Data. There are four forms we need to archive.

Raw Data (data_raw) - This is the PDF, Excel sheet, whatever where we get the raw data. We must maintain a local copy of this at all times.
Cleaned Data (data_cleaned) - This is plain text, usually .csv files that have been converted from whatever form we got in the raw. No real parsing or changing of the data happens here.
Parsed Data / .sixml files (data_sixml) - This is SixLink's data format. It's described below. Note that if fine-tuning of categories, text is going to happen, it should happen in the .sixml file.
Vis Data (data_vis) - These are (mostly) .xml files that the actual charts and such use.
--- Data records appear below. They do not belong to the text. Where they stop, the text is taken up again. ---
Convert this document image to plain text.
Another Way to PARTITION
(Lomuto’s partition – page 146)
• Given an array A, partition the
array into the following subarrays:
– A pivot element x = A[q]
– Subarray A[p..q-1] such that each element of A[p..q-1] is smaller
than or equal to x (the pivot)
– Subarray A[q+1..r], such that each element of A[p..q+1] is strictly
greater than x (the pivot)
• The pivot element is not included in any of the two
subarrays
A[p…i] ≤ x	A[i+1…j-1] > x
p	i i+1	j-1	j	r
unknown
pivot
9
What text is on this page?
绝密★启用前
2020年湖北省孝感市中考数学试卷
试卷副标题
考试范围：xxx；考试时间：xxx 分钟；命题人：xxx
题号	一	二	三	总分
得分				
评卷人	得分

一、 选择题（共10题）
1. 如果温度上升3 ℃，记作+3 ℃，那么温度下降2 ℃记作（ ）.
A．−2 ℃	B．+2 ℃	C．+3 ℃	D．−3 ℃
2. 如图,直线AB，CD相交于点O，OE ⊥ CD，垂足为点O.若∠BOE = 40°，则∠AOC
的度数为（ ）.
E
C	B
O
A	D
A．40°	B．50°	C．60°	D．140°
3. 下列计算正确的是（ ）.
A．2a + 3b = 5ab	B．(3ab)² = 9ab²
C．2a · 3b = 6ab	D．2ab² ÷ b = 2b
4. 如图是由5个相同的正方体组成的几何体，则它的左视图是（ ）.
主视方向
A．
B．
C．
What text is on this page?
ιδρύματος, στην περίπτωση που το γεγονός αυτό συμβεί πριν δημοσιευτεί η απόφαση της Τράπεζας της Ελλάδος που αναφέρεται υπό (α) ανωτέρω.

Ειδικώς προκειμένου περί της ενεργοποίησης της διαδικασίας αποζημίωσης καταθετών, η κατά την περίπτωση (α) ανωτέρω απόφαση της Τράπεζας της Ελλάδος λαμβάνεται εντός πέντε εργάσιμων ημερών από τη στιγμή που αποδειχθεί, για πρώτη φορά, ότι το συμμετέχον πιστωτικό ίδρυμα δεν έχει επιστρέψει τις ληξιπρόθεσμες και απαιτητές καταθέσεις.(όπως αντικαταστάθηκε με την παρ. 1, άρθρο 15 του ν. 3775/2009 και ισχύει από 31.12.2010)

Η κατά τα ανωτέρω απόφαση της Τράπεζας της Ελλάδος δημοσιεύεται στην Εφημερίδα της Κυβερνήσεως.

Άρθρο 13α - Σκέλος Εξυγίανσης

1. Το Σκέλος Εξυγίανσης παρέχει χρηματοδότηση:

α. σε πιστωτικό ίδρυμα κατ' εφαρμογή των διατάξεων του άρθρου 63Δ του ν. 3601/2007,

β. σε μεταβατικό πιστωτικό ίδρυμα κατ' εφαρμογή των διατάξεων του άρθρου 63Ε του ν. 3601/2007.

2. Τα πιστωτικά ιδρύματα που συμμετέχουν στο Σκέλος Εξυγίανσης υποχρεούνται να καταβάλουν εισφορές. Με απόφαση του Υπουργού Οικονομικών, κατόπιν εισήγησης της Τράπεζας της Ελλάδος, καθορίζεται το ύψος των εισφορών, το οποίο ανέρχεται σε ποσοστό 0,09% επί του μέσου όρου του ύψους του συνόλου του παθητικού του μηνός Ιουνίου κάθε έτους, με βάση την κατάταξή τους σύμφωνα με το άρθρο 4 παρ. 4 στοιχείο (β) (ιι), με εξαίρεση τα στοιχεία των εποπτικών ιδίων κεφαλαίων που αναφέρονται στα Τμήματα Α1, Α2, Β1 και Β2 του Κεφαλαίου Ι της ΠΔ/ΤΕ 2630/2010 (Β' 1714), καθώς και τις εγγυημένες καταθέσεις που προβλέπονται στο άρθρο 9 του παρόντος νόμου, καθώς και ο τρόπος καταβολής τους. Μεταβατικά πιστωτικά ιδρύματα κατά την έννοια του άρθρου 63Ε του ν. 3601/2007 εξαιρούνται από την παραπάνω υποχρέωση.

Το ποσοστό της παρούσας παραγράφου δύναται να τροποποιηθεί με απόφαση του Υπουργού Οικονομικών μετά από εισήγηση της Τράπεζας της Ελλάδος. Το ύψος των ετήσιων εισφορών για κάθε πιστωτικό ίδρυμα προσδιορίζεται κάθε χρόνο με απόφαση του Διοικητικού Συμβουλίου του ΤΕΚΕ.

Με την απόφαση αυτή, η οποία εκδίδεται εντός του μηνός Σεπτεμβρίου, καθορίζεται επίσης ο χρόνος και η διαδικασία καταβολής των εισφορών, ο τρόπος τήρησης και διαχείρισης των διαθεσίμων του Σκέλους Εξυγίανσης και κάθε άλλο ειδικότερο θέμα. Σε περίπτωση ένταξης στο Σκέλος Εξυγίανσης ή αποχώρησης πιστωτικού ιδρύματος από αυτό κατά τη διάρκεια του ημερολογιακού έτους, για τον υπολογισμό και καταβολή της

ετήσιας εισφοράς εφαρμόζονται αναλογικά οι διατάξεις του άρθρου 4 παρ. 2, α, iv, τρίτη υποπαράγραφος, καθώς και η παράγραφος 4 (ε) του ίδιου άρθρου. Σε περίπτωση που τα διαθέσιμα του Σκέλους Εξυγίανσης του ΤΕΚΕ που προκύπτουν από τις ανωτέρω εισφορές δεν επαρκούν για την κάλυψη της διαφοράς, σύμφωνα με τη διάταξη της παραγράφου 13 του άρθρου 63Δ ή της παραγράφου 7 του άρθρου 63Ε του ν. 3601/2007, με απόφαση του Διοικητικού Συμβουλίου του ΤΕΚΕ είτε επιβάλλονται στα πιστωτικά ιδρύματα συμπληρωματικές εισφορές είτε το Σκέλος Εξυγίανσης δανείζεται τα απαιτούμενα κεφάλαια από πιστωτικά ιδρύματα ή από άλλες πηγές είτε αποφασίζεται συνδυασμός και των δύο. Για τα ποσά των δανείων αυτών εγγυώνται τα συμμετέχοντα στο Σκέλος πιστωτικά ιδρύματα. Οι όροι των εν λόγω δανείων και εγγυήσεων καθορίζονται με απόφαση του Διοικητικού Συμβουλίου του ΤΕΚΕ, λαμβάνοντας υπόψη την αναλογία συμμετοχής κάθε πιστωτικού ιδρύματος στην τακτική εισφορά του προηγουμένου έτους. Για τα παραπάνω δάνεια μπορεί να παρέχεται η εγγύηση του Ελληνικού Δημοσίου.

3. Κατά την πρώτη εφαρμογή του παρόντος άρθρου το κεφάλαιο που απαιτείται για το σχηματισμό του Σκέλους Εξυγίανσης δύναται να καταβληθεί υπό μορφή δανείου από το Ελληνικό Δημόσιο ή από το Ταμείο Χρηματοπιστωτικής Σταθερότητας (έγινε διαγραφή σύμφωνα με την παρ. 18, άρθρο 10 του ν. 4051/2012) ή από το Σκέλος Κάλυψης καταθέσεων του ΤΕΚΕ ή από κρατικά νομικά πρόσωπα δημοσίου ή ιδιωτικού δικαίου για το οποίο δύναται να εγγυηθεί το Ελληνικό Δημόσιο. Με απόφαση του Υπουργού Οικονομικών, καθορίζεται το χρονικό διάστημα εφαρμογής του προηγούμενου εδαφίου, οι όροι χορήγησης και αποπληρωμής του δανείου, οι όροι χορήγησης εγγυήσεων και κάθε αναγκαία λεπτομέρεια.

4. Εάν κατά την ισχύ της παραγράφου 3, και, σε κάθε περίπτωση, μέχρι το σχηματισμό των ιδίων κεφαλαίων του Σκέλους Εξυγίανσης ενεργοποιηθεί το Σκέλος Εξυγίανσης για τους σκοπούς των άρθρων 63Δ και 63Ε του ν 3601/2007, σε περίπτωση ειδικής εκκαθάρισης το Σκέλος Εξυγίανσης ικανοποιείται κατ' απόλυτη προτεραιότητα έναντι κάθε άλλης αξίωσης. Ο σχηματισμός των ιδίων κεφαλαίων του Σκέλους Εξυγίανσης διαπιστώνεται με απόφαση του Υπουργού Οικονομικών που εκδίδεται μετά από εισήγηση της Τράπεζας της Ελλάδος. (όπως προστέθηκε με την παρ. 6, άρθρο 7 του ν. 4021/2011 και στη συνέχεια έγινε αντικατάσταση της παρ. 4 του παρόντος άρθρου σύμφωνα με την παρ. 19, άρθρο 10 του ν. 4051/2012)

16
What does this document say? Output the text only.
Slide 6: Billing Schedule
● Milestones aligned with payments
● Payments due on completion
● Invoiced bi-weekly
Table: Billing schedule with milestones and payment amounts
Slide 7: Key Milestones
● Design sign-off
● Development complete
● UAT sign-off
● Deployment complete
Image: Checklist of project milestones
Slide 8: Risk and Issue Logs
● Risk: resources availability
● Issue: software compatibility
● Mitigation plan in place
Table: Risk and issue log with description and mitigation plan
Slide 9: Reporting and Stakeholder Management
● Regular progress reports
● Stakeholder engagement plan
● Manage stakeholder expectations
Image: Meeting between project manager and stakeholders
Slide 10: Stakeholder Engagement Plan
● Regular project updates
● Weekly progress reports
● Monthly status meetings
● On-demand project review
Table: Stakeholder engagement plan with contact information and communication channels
They include formatting information, and just the data we need to display.
Templates (data_template) - This isn't data per se, but rather the template and header used to generate the data_vis.

.Sixml format

The file is composed of groups of datasets. Each data set contains:

Date
Comments
values. [ n ... y ... m ] (note that \"n\" and \"m\" can have a value of \"rel\", which indicates that they should be scaled to the relative mins and maxes of the set.)

The file also has a header for the data, applicable to all datasets (this means that each date's set must be in identical order).

name row. ... x ... max (min/max is an override)
goodness. [ 0 ... z ... 100] Goodness is a value judgement we have about how good a particular column is relative to others. It's used in display (color, size, etc). For example, wind power might have a goodness of 90, where coal would be down at 7.

Transformations

Whenever possible, the data transforms from raw to sixml should be automated, and the code preserved. We're pretty platform agnostic on this. All code is written in python, and stored in the 'transformationApps' folder.

Transformations from sixml to visualizaion xml must be automated, and will be a part of the back-end visualization code. To begin, we'll have the viz code regenerate manually (one of us hits the button when new data goes live), but eventually this system could be automated. Importantly, transforms will not be done real-time on the live site. For real-time, updated data, we'll be pulling from the database. If we run into a graph that really does update very often, we can re-evaluate this system.